Everywhere you look you can find triangles. Being the only naturally rigid structure, they’re what the world is built on. They are a combination of beauty and simplicity, but perhaps that’s just my engineering background coming through. Yet their simplicity belies the strength and complexity of the structures they can create.
Murray Bowen was a 20th Century American Psychiatrist with a particular interest in families. He was one of the main players in the development of family therapy and understanding the family as a system, noting how it affected members either positively or negatively
Bowen’s Family Systems Theory seems to revolve around relational triangles; the smallest stable unit for an emotional system. Emotional triangles have a variety of shapes, but one of the most common is where one person, in order to manage their relationship with someone else, draws in a third person.
Depending on what they’re like, relational triangles can be either good or bad for the primary relationship.
A typical example might be the way we off-load. If someone has annoyed and frustrated us we may “let off steam” with another friend. The way that friend responds can be either constructive or destructive to the primary relationship.
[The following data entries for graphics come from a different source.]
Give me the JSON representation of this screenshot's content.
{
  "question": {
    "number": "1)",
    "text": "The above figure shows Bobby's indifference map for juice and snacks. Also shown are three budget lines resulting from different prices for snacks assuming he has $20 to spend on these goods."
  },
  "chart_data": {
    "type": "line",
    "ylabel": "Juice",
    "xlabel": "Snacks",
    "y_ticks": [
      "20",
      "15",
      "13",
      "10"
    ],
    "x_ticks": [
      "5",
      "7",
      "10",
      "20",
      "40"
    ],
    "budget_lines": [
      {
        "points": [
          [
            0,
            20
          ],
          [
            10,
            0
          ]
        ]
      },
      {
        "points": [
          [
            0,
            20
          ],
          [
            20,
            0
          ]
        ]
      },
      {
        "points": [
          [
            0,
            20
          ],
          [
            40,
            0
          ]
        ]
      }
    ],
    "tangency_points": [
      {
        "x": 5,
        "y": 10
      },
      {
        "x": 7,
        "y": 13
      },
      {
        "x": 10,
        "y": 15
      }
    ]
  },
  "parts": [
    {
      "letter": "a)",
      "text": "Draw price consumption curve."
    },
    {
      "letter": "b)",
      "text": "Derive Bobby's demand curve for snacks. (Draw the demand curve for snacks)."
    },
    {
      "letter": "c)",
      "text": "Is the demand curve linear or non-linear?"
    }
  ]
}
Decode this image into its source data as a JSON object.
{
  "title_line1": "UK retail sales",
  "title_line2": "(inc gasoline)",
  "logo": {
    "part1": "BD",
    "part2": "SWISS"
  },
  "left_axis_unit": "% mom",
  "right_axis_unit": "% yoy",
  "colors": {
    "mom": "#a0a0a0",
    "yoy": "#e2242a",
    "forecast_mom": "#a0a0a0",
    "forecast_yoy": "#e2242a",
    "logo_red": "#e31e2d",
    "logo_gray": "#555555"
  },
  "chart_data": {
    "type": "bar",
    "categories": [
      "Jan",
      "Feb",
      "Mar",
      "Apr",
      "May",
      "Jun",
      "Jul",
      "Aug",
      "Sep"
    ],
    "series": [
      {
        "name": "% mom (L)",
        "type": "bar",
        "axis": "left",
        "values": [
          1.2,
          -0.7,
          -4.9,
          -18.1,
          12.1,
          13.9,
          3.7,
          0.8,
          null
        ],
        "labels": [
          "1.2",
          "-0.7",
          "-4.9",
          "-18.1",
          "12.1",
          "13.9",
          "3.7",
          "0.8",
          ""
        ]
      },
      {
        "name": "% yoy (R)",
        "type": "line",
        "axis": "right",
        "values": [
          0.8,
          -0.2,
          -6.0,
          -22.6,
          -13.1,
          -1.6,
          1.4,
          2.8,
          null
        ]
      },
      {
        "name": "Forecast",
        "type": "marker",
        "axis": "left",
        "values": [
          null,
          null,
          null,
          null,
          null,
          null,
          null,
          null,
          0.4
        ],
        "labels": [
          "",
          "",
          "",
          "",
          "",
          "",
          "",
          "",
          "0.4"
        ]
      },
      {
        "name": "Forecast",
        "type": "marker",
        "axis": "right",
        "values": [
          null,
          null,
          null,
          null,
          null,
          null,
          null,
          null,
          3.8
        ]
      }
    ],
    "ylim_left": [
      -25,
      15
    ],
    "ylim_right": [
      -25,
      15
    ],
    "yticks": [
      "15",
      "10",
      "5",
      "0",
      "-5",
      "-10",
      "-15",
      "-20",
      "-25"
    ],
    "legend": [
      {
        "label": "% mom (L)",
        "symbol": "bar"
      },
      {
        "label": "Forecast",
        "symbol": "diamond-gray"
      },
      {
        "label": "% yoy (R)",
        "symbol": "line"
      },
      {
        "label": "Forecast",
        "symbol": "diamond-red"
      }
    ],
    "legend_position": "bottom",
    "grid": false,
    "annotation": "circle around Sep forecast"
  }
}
Our friend may simply reinforce our feelings of frustration and disappointment, magnifying our dissatisfaction and perception of unfairness. This will be to the detriment of the primary relationship.
Conversely, if they gently challenge us to consider our own part in the situation and the other person’s perspective they may well help to strengthen the relationship.
There are two important questions here:
- What are my friends like? Do they help me strengthen my marriage?
- What kind of a friend am I? Do I help strengthen the marriages of my friends or do I, unwittingly or otherwise, devalue and weaken marriages?
Make a decision today to spend time with people who support your marriage, and to help others strengthen theirs.